Lactobacillus gasseri NK109 and Its Supplement Alleviate Cognitive Impairment in Mice by Modulating NF-κB Activation, BDNF Expression, and Gut Microbiota Composition.

Aging-related gut microbiota dysbiosis initiates gut inflammation and microbiota dysbiosis, which induce the occurrence of psychiatric disorders including dementia. The alleviation of gut microbiota dysbiosis by probiotics is suggested to be able to alleviate psychiatric disorders including cognitive impairment (CI). Therefore, to understand how probiotics could alleviate CI, we examined the effects of anti-inflammatory Lactobacillus gasseri NK109 and its supplement (NS, mixture of NK109 and soybean embryo ethanol extract) on cognitive function in aged (Ag), 5XFAD transgenic (Tg), or mildly cognition-impaired adult fecal microbiota (MCF)-transplanted mice. Oral administration of NK109 or NS decreased CI-like behaviors in Ag mice. Their treatments suppressed TNF-α and p16 expression and NF-κB-activated cell populations in the hippocampus and colon, while BDNF expression was induced. Moreover, they partially shifted the ß-diversity of gut microbiota in Ag mice to those of young mice: they decreased Bifidobacteriaceae, Lactobacillaceae, and Helicobacteriaceae populations and increased Rikenellaceae and Prevotellaceae populations. Oral administration of NK109 or NS also reduced CI-like behaviors in Tg mice. Their treatments induced BDNF expression in the hippocampus, decreased hippocampal TNF-α and Aß expression and hippocampal and colonic NF-κB-activated cell populations. NK109 and NS partially shifted the ß-diversity of gut microbiota in Tg mice: they decreased Muribaculaceae and Rhodospiraceae populations and increased Helicobacteriaceae population. Oral administration of NK109 or NS decreased MCF transplantation-induced CI-like behaviors in mice. NK109 and NS increased hippocampal BDNF expression, while hippocampal and colonic TNF-α expression and NF-κB-activated cell populations decreased. These findings suggest that dementia can fluctuate the gut microbiota composition and NK109 and its supplement NS can alleviate CI with systemic inflammation by inducing BDNF expression and suppressing NF-κB activation and gut microbiota dysbiosis.

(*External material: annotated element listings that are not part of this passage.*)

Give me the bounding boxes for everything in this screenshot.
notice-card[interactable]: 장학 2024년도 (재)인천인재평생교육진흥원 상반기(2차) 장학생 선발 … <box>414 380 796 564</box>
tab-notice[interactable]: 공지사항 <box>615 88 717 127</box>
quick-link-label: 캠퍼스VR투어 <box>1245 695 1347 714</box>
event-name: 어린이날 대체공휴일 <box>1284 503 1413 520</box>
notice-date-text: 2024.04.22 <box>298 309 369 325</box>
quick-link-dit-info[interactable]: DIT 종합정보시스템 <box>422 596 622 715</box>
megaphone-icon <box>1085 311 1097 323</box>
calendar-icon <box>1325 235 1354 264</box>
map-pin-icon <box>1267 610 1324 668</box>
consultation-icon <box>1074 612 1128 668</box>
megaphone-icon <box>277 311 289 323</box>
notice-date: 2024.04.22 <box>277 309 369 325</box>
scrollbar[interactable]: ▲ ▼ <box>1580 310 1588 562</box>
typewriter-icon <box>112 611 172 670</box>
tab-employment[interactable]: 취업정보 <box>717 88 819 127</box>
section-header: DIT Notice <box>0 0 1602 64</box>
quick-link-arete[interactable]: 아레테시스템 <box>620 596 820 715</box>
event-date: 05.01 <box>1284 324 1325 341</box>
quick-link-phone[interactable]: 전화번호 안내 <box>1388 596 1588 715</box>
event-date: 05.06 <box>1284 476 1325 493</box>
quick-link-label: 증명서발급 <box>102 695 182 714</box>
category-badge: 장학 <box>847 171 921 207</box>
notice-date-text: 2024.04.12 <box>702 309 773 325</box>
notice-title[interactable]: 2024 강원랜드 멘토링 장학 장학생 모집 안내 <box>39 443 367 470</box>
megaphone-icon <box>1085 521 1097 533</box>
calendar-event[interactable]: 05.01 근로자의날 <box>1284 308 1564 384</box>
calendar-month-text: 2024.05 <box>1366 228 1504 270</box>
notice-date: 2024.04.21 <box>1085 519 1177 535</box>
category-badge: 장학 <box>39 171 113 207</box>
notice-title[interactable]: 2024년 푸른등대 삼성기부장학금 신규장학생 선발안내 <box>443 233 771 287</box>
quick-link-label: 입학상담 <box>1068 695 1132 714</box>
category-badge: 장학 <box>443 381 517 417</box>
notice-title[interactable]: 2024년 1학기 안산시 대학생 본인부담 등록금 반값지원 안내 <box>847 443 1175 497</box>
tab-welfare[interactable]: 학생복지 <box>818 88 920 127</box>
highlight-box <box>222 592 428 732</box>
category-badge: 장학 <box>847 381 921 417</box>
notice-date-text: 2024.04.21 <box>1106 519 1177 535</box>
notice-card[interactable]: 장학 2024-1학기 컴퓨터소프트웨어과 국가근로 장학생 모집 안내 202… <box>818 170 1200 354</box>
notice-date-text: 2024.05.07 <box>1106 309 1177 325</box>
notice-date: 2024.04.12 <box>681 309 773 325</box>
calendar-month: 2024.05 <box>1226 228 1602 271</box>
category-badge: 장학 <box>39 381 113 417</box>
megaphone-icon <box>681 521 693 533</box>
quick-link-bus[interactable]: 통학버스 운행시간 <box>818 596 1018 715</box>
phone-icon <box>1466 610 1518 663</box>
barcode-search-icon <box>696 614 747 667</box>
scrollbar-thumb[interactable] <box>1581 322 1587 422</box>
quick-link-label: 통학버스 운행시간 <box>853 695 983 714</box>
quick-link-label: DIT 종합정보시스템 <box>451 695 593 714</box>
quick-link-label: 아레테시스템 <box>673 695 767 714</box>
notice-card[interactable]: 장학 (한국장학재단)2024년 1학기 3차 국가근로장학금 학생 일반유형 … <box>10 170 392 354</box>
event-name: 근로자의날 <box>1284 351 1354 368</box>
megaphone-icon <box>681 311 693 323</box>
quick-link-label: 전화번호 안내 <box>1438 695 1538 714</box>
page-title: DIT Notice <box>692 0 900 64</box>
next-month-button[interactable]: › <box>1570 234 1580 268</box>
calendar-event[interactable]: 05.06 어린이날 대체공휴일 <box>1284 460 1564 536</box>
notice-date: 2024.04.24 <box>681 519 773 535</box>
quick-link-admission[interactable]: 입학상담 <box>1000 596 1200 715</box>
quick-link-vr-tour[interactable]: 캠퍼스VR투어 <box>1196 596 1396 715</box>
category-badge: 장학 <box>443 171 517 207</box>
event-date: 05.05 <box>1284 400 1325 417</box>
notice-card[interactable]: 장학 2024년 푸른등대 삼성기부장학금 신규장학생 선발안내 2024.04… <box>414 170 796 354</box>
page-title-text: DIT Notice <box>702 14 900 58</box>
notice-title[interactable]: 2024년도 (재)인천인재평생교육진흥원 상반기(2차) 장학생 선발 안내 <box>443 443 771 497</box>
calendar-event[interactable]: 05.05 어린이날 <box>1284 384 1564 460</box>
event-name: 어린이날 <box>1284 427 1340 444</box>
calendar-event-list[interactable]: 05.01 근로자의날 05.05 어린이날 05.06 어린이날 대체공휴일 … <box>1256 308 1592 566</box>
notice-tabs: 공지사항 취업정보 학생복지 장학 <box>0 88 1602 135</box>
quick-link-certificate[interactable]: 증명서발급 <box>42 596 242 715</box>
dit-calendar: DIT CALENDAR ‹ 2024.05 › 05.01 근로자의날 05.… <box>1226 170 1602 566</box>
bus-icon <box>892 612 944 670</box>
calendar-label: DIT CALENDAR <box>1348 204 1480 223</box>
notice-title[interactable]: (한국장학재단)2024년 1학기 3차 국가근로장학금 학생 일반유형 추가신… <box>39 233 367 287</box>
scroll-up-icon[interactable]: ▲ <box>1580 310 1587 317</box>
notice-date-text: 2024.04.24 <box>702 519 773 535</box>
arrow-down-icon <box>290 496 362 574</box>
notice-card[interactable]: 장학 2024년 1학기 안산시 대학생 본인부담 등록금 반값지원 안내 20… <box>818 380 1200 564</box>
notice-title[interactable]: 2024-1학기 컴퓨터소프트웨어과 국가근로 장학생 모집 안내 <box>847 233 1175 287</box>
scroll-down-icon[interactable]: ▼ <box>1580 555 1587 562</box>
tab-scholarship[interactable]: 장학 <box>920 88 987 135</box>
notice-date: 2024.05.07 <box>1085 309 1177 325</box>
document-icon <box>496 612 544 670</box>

Alleviation of Porphyromonas gingivalis or Its Extracellular Vesicles Provoked Periodontitis and Cognitive Impairment by Lactobacillus pentosus NK357 and Bifidobacterium bifidum NK391.

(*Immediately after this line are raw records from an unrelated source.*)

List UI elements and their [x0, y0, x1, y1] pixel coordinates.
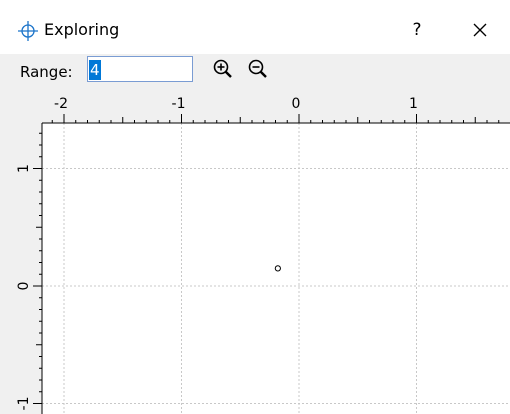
- x-tick-label: 1: [409, 96, 418, 112]
- exploring-window: Exploring ? Range: 4 -2-10110-1: [0, 0, 510, 414]
- y-tick-label: 0: [16, 282, 32, 291]
- x-tick-label: -1: [172, 96, 186, 112]
- plot-area[interactable]: -2 -1 0 1 1 0 -1: [0, 0, 510, 414]
- x-tick-label: 0: [292, 96, 301, 112]
- x-tick-label: -2: [54, 96, 68, 112]
- y-tick-label: 1: [16, 164, 32, 173]
- data-point[interactable]: [274, 265, 281, 272]
- y-tick-label: -1: [16, 397, 32, 411]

Porphyromonas gingivalis (PG) is closely involved in the outbreak of periodontitis and cognitive impairment (CI). Herein, we examined the effects of anti-inflammatory Lactobacillus pentosus NK357 and Bifidobacterium bifidum NK391 on PG- or its extracellular vesicles (pEVs)-induced periodontitis and CI in mice. Oral administration of NK357 or NK391 significantly decreased PG-induced tumor necrosis factor (TNF)-α, receptor activator of nuclear factors κB (RANK), and RANK ligand (RANKL) expression, gingipain (GP)+lipopolysaccharide (LPS)+ and NF-κB+CD11c+ populations, and PG 16S rDNA level in the periodontal tissue. Their treatments also suppressed PG-induced CI -like behaviors, TNF-α expression and NF-κB-positive immune cells in the hippocampus and colon, while PG-suppressed hippocampal BDNF and N-methyl-D-aspartate receptor (NMDAR) expression increased. The combination of NK357 and NK391 additively alleviated PG- or pEVs-induced periodontitis, neuroinflammation, CI-like behaviors, colitis, and gut microbiota dysbiosis and increased PG- or pEVs-suppressed BDNF and NMDAR expression in the hippocampus. In conclusion, NK357 and NK391 may alleviate periodontitis and dementia by regulating NF-κB, RANKL/RANK, and BDNF-NMDAR signaling and gut microbiota.